Signed and dated lower right: W van Mieris. Fe. 1689 Oil on panel: 9 ½ x 7 in / 24.1 x 19.4 cm
Willem van Mieris worked in the tradition of the Leiden fijnschilders (fine painters), artists who executed small-scale genre works with a high degree of elegance and finish. The pioneer was Rembrandt’s pupil Gerrit Dou (1613-1675). Willem was trained by his father Frans van Mieris the Elder (1635-1681), an internationally renowned and highlypaid artist. Leiden was famed for its textiles and one of the major patrons of Willem’s later career was the cloth magnate Pieter de la Court van der Voort.
This work, painted when Willem was in his twenties, echoes the rich baroque palette employed by his father, while the composition set in a niche for trompe l’oeil effect was of a type first introduced by Dou. The archaic dress and military accoutrements of the two men look back to an earlier age, the swaggering, fashionable part-time militia soldiers of Rembrandt’s Night Watch. While Willem pokes gentle fun at the pretentiousness and louche lifestyle of his protagonists, he lavishes all his genius as a fijnschilder upon them. The textures of the satin and lace costumes, rich silk banner and colourful Oriental carpet are superbly delineated. The white feather dangling in front of the bas-relief of tumbling putti is so convincing that one could almost reach out and touch it.
Rachel Ruysch
Still life of a bouquet of pink and white roses, poppy anemones, primroses, forget-me-nots, jonquils, daffodils, snowballs, honeysuckle and a tulip in a glass vase, with a bird’s nest

Signed and dated upper left: Rachel Ruysch / 1738
Oil on canvas: 17 ¼ x 15 ¼ in / 44 x 39 cm
Rachel Ruysch was the most successful Dutch woman artist of the late seventeenth and early eighteenth centuries. Like her rival Jan van Huysum (1682-1749), she regularly sold her flowerpieces for more than 1,000 florins - almost three times the annual wage of a tradesman. Daughter of the anatomist and botanist Dr Frederik Ruysch, Rachel grew up in an atmosphere of intellectual ferment and gained her exquisite understanding of flowers from studying them in the Amsterdam botanic garden, which her father directed.

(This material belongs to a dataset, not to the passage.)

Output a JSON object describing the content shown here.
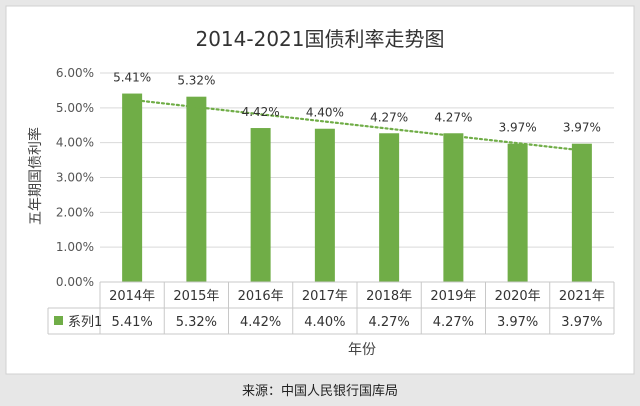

Ruysch produced paintings with undiminished skill into her eighties. This work was made in 1738, when she was seventy-four. The shift from a dark, to a lighter, greenish background and the massing of pastel pink flowers at the centre of bouquet show Ruysch responding to the lighter palette made fashionable by the Rococo. Also characteristic of Rococo taste are the delicate blue forget-me-nots and double hyacinth at the left. The prevalence of blue in the Rococo palette can be attributed to the availability of a new pigment, Prussian blue, which was discovered in Germany early in the eighteenth century. Ruysch seems to have been the first Dutch artist to use it, probably obtaining it from her sister (and fellow painter) Anna and brother-in-law Isaac Hellenbroeck, who were dealers in artists’ pigments in Amsterdam. Ruysch’s scientific background and quest for modernity, combined with her artistic genius, give this bouquet its vitality and beauty.